Als sie heirateten, hatte Mauricio noch immer keine Stabilität gefunden.

Eines Abends sagte er verzweifelt zu ihr:

„Vielleicht solltest du mich verlassen. Ich will dich nicht mit runterziehen.“

Sie hielt seine Hand.

„Ich habe dich geheiratet, nicht dein Bankkonto.“

Ein paar Tage später rief Valeria Mauricio an, ohne dass er es wusste.

Ihr Onkel, Ricardo Hernández, war der Vorstandsvorsitzende der Grupo Altavista, einem der wichtigsten Wirtschaftskonglomerate des Landes. Valerias Familie war wohlhabend, doch ihre Eltern erzogen sie diskret. Sie beschloss, von ihrem eigenen Verdienst zu leben und nie über ihre Verbindungen zu sprechen.

„Onkel“, flehte sie ihn an, „gib ihr eine Chance. Nur eine. Aber sag ihr nicht, dass ich mit dir gesprochen habe.“

Ricardo willigte ein.

Eine Woche später erhielt Mauricio eine Einladung zu einem Vorstellungsgespräch bei Grupo Altavista.

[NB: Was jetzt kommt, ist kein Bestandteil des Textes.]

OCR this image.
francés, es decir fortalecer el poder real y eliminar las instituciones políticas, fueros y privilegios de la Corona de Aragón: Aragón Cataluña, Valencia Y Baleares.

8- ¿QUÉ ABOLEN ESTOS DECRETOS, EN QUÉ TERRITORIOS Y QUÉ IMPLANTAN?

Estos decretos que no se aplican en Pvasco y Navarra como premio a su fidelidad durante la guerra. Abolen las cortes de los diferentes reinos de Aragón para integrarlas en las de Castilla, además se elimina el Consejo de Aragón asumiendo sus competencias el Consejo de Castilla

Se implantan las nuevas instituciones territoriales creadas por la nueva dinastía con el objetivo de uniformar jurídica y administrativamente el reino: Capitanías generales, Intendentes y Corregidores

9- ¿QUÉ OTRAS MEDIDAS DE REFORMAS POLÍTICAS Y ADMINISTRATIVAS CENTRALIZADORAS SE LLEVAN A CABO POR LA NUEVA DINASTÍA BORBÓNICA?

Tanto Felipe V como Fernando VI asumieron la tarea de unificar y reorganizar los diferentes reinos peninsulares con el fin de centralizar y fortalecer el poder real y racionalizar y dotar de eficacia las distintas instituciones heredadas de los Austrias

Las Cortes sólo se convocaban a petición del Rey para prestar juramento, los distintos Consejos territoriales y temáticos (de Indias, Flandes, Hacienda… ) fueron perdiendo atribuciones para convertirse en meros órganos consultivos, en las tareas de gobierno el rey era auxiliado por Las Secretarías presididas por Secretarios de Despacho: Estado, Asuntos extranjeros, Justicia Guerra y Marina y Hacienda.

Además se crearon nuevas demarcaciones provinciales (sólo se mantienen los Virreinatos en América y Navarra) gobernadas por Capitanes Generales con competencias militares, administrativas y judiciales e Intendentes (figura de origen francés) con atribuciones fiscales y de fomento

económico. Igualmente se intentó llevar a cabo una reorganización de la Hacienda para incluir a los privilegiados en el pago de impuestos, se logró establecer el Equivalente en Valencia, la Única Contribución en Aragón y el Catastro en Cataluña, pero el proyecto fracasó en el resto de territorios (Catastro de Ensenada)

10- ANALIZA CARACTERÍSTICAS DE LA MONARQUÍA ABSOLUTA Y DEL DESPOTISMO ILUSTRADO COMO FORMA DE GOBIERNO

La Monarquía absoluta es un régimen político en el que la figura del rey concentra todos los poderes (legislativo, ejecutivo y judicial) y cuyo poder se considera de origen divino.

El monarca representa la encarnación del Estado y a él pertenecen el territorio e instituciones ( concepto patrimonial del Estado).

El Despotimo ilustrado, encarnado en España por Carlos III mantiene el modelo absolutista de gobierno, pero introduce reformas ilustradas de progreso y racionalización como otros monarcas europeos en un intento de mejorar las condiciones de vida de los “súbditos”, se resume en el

Er hielt es für reinen Zufall.

Dann folgten Beförderungen, Prämien, Weiterbildungen und schließlich die Position des Regionaldirektors.

o.

Mauricio wäre dazu fähig gewesen, ja. Aber Ricardo hatte mehr als einmal eingegriffen, um ihm Zeit, Unterstützung und eine zweite Chance zu geben.

Valeria hatte ihm das nie gesagt.

Sie wollte, dass ihr Mann stolz auf sich war.

Bei ihrer Ankunft in der Stadt umarmte ihre Mutter Elena sie vor dem Altar, wo ein Foto von Don Ernesto, umgeben von weißen Blumen, lag.

Valeria zündete drei Kerzen an.

„Verzeih mir, Papa“, flüsterte sie. „Ich habe zu lange gebraucht, um zu verstehen, dass ertragene Demütigungen eine Familie nicht retten.“

Nach der Messe und dem Abendessen mit Verwandten hielt ein dunkles Auto vor dem Haus.

Ricardo stieg aus.

Als er sie sah, wusste er sofort, dass etwas nicht stimmte.

Später, im Hof, erzählte Valeria ihm alles: die Beleidigungen, Teresas Demütigung, Mauricios Kälte und schließlich das Ultimatum vom Morgen.

Als sie den Satz wiederholte: „Ohne mich wirst du verhungern“, stellte Ricardo langsam seine Kaffeetasse ab.

„Hast du unterschrieben?“

„Ja.“

„Willst du zu ihm zurück?“

Valeria zögerte, bevor sie antwortete.

„Nein.“

Ricardo nickte.

„Dann werde ich mich nicht an dir rächen. Aber ich werde mich um etwas kümmern, um das ich mich schon längst hätte kümmern sollen.“

Er holte sein Handy heraus.

Valeria runzelte die Stirn.

„Onkel, ich will nicht, dass du ihn nur feuerst, weil er mein Ex-Mann ist.“

„Ich auch nicht. Das wäre unfair. Aber seit Monaten erhalte ich Berichte über seinen Umgang mit Untergebenen, seinen Machtmissbrauch und Beschwerden, die ignoriert wurden, weil mehrere Direktoren dachten, ich würde ihn decken.“

Valeria erstarrte.

Ricardo rief an.

„Ich brauche die vollständigen Unterlagen von Mauricio Salgado: Beurteilungen, interne Beschwerden und Prüfberichte. Ich möchte morgen um neun Uhr eine außerordentliche Vorstandssitzung einberufen.“

Er legte auf.

In diesem Moment vibrierte Valerias Telefon.